Le second problème lié à la pauvreté concerne la faiblesse de la productivité. Cette dernière est insignifiante et stagnante. On ne peut pas pointer du doigt un facteur,  alors que ce sont des multitudes de variables inter-reliées qui en constituent la cause essentielle. Alors même les personnes employées seraient partiellement victimes de la pauvreté. Une personne qui reçoit un SNMG et qui a une famille de quatre membres tombe sous la dénomination de la pauvreté. De nombreux économistes syndicalistes ont calculé que pour vivre décemment, en moyenne, un travailleur algérien devrait disposer d’un salaire de plus de 80 000 DA.
Nous avons un phénomène unique dans notre pays : les salaires sont trop bas socialement et trop élevés économiquement. Il faut expliquer cette énigme. Le salaire moyen dans notre pays serait approximativement de 36 000 DA. Il est fort éloigné de l’exigence minimale des 80 000 DA. Cependant, hors hydrocarbures un travailleur moyen produit pour moins de 15 000 DA de biens et de services. La différence est subventionnée par les hydrocarbures.
Gérer les programmes sociaux
La chute brutale des prix pétroliers a précipité un grand nombre d’Algériens dans les champs de la pauvreté. Il faut savoir que l’Etat fait des efforts colossaux pour venir en aide aux citoyens nécessiteux.

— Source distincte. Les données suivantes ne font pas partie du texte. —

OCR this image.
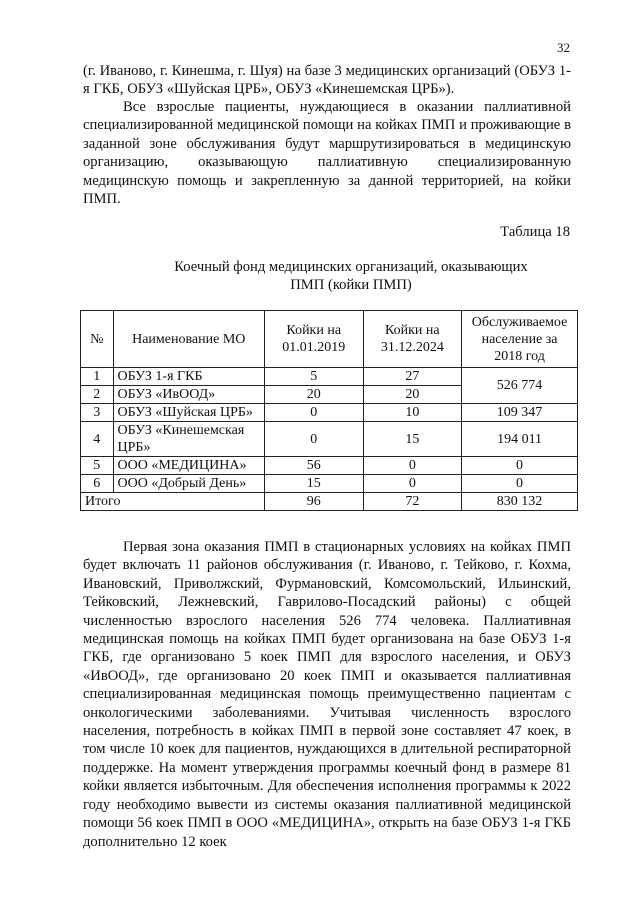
32

(г. Иваново, г. Кинешма, г. Шуя) на базе 3 медицинских организаций (ОБУЗ 1-я ГКБ, ОБУЗ «Шуйская ЦРБ», ОБУЗ «Кинешемская ЦРБ»).

Все взрослые пациенты, нуждающиеся в оказании паллиативной специализированной медицинской помощи на койках ПМП и проживающие в заданной зоне обслуживания будут маршрутизироваться в медицинскую организацию, оказывающую паллиативную специализированную медицинскую помощь и закрепленную за данной территорией, на койки ПМП.

Таблица 18
Коечный фонд медицинских организаций, оказывающих
ПМП (койки ПМП)
№	Наименование МО	Койки на 01.01.2019	Койки на 31.12.2024	Обслуживаемое население за 2018 год
1	ОБУЗ 1-я ГКБ	5	27	526 774
2	ОБУЗ «ИвООД»	20	20	
3	ОБУЗ «Шуйская ЦРБ»	0	10	109 347
4	ОБУЗ «Кинешемская ЦРБ»	0	15	194 011
5	ООО «МЕДИЦИНА»	56	0	0
6	ООО «Добрый День»	15	0	0
Итого		96	72	830 132

Первая зона оказания ПМП в стационарных условиях на койках ПМП будет включать 11 районов обслуживания (г. Иваново, г. Тейково, г. Кохма, Ивановский, Приволжский, Фурмановский, Комсомольский, Ильинский, Тейковский, Лежневский, Гаврилово-Посадский районы) с общей численностью взрослого населения 526 774 человека. Паллиативная медицинская помощь на койках ПМП будет организована на базе ОБУЗ 1-я ГКБ, где организовано 5 коек ПМП для взрослого населения, и ОБУЗ «ИвООД», где организовано 20 коек ПМП и оказывается паллиативная специализированная медицинская помощь преимущественно пациентам с онкологическими заболеваниями. Учитывая численность взрослого населения, потребность в койках ПМП в первой зоне составляет 47 коек, в том числе 10 коек для пациентов, нуждающихся в длительной респираторной поддержке. На момент утверждения программы коечный фонд в размере 81 койки является избыточным. Для обеспечения исполнения программы к 2022 году необходимо вывести из системы оказания паллиативной медицинской помощи 56 коек ПМП в ООО «МЕДИЦИНА», открыть на базе ОБУЗ 1-я ГКБ дополнительно 12 коек
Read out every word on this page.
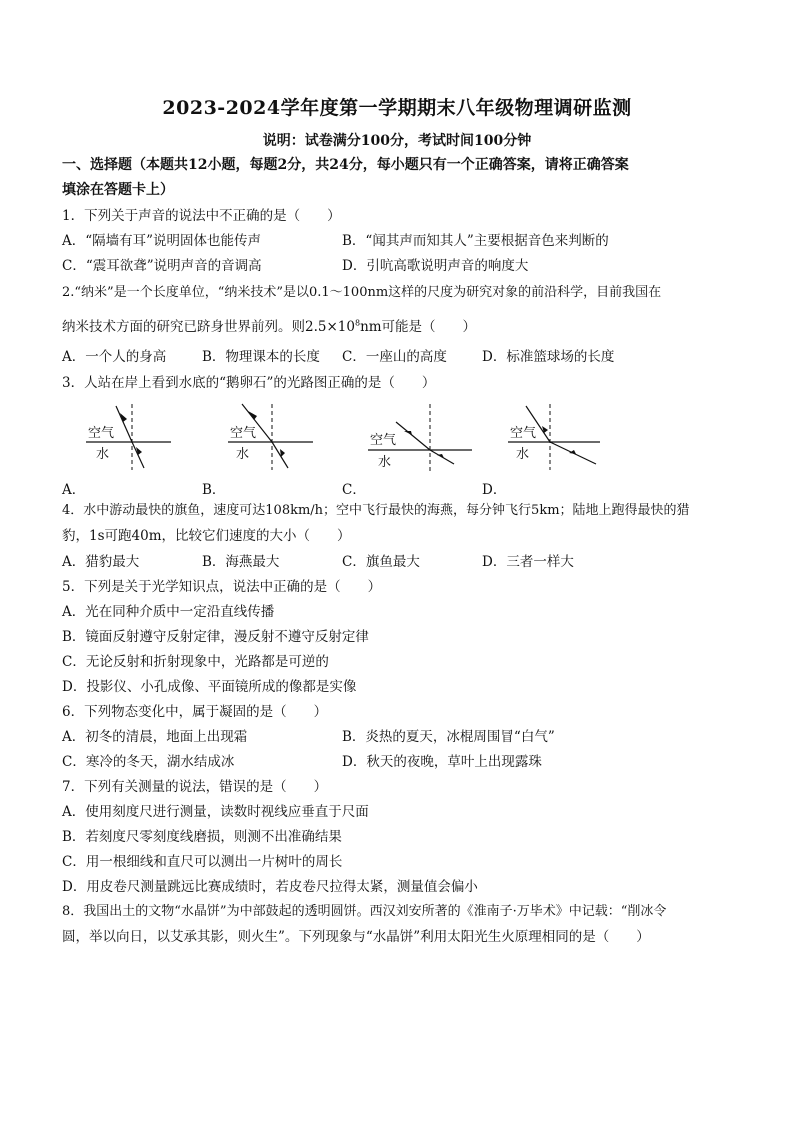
2023-2024学年度第一学期期末八年级物理调研监测
说明：试卷满分100分，考试时间100分钟
一、选择题（本题共12小题，每题2分，共24分，每小题只有一个正确答案，请将正确答案
填涂在答题卡上）
1．下列关于声音的说法中不正确的是（　　）
A．“隔墙有耳”说明固体也能传声	B．“闻其声而知其人”主要根据音色来判断的
C．“震耳欲聋”说明声音的音调高	D．引吭高歌说明声音的响度大
2.“纳米”是一个长度单位，“纳米技术”是以0.1～100nm这样的尺度为研究对象的前沿科学，目前我国在
纳米技术方面的研究已跻身世界前列。则$2.5\times 10^8nm$可能是（　　）
A．一个人的身高	B．物理课本的长度 C．一座山的高度	D．标准篮球场的长度
3．人站在岸上看到水底的“鹅卵石”的光路图正确的是（　　）
空气
水
空气
水
空气
水
空气
水
A．	B．	C．	D．
4．水中游动最快的旗鱼，速度可达108km/h；空中飞行最快的海燕，每分钟飞行5km；陆地上跑得最快的猎
豹，1s可跑40m，比较它们速度的大小（　　）
A．猎豹最大	B．海燕最大	C．旗鱼最大	D．三者一样大
5．下列是关于光学知识点，说法中正确的是（　　）
A．光在同种介质中一定沿直线传播
B．镜面反射遵守反射定律，漫反射不遵守反射定律
C．无论反射和折射现象中，光路都是可逆的
D．投影仪、小孔成像、平面镜所成的像都是实像
6．下列物态变化中，属于凝固的是（　　）
A．初冬的清晨，地面上出现霜	B．炎热的夏天，冰棍周围冒“白气”
C．寒冷的冬天，湖水结成冰	D．秋天的夜晚，草叶上出现露珠
7．下列有关测量的说法，错误的是（　　）
A．使用刻度尺进行测量，读数时视线应垂直于尺面
B．若刻度尺零刻度线磨损，则测不出准确结果
C．用一根细线和直尺可以测出一片树叶的周长
D．用皮卷尺测量跳远比赛成绩时，若皮卷尺拉得太紧，测量值会偏小
8．我国出土的文物“水晶饼”为中部鼓起的透明圆饼。西汉刘安所著的《淮南子·万毕术》中记载：“削冰令
圆，举以向日，以艾承其影，则火生”。下列现象与“水晶饼”利用太阳光生火原理相同的是（　　）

A aucun moment de son histoire l’Algérie n’a renoncé à sa posture sociale. Mais la facture est lourde et l’intervention inefficace. Tous les spécialistes sont d’accord pour dire qu’on doit passer d’une subvention tous azimuts de toutes sortes de produits à une intervention plus ciblée et uniquement orientée vers les produits de première nécessité.
Les gains estimés varient, selon les sources et les méthodes d’estimation, mais en général ils se situeraient entre 18 et 25 milliards de dollars. Somme colossale au vu de la taille de l’économie nationale ! Les bénéfices totaux (économie de ressources, réduction des importations, plus de potentiel d’exportation, arrêt du trafic au frontières, etc.) seront de loin supérieurs aux estimations initiales. Les milliards ainsi récupérés et injectés dans l’économie réduiraient substantiellement la pauvreté.
Mais il subsistera toujours des poches de pauvreté malgré les améliorations économiques possibles. Il faudra alors des innovations sociales qui pourront adapter les programmes à la situation réelle. L’aide sociale directe devrait être nettement inférieure au SNMG (entre 30 et 50% de ce dernier) pour ne pas dissuader l’effort. Par exemple, l’octroi de logements sociaux déstructure également les motivations au travail et il faudrait l’intégrer dans un package global de management de la question sociale (nous expliciterons ultérieurement le programme).
Il serait plus intéressant d’identifier des travaux d’intérêt public (reboisement, viabilisation de terres agricoles, embellissement des villes, assistance à domicile aux personnes malades ou nécessiteuses, etc.). Ces activités peuvent être confiées à des citoyens sans revenus, moyennant une rémunération sociale. L’Inde le fait très bien. Les citoyens sans ressources sont employés par l’Etat pendant 180 jours par an pour effectuer des tâches d’intérêt public rémunérées. Ceci est fait en attendant de verser ces éléments dans le secteur économique productif.
La raison est de bannir l’esprit d’assistanat et de permettre à ces gens de compter sur eux-mêmes. L’Etat doit intervenir en dernier ressort, mais d’une manière intelligente, qui développe l’esprit du compter sur soi, de la rigueur et de l’effort. Bien sûr, il y a toujours une catégorie de gens à aider sans contrepartie (grands malades, handicapés lourds, etc.). Pour ceux-là, aucune contrepartie ne sera exigée. De toute façon, il faut remettre à plat notre programme de lutte contre la pauvreté.